Biological organisms use capsules to contain and transport liquid: Red blood cells, fish eggs, and various mammal organs all fit the model of a liquid enclosed in a thin elastic shell. Those examples, along with human-designed capsules used for drug delivery and emulsifying agents, need to withstand trauma. Despite capsules’ importance and ubiquity, how they burst on impact has rarely been examined in the physics literature. Now, using air cannons and high-speed photography, Pierre-Thomas Brun and his colleagues at Princeton University have established the physical rules that govern capsule impact. They find that they can predict the extent to which a capsule shell deforms before bursting and that the value depends on liquid viscosity and shell elasticity.

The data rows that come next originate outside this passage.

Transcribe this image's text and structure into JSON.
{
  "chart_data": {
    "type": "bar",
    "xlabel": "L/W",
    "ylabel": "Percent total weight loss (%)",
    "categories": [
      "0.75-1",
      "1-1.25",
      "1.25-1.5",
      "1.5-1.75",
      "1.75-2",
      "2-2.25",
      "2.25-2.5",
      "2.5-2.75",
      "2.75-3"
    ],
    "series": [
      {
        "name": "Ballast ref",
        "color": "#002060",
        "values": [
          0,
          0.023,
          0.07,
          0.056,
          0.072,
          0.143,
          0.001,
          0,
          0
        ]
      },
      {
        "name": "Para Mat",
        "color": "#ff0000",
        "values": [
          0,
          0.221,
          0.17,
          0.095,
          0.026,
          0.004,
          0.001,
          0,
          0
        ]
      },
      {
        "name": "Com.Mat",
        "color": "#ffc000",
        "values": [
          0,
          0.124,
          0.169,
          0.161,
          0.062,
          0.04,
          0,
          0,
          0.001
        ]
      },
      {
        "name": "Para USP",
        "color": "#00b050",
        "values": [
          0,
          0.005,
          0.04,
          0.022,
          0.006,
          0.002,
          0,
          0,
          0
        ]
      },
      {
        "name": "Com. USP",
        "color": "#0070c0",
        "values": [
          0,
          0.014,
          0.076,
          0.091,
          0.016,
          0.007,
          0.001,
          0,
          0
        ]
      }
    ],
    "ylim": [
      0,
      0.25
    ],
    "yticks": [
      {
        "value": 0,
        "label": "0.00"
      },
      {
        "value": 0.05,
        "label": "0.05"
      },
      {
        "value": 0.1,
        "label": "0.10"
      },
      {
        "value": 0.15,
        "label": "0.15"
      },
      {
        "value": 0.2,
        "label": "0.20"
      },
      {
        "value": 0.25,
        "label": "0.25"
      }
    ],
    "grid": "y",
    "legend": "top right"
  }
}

Brun and his colleagues started with the simple example of a water balloon. Besides buying commercial balloons, the researchers fabricated elastic shells with different shear moduli and used a syringe to fill them with liquids of different viscosities, ranging from water to honey. Then they dropped the capsules from various heights or launched them upward toward a flat surface and recorded the impact with a video camera operating at up to 20 000 frames per second. After impact, the part of the capsule in contact with the surface flattened and spread outward like a pancake, while the rest retained its round shape and continued toward the surface until it joined the outward flow. The capsule then elongated vertically and bounced back, as shown in the figure. In a series of experimental runs, the researchers measured the radial deformation for different elasticities, viscosities, and impact velocities. From those measurements, they derived a model based on the balance between capsule kinetic energy, shell elastic energy, and liquid viscous dissipation. The model predicted both the deformation of the elastic capsules and the bursting point for the water balloons.
The researchers observed that the behavior of a capsule mimics that of an unenclosed liquid droplet, with the capsule shell playing the role of droplet surface tension. However, unlike a droplet, the capsule shell bends and stretches to contain the liquid. The quantitative model could help to refine safety guidelines that minimize the risk of an internal organ bursting during car crashes, to design passive firefighting equipment that delivers flame retardant upon rupturing, and to determine flow behavior in microfluidic devices. (E. Jambon-Puillet, T. J. Jones, P.-T. Brun, Nat. Phys., 2020, doi:10.1038/s41567-020-0832-x.)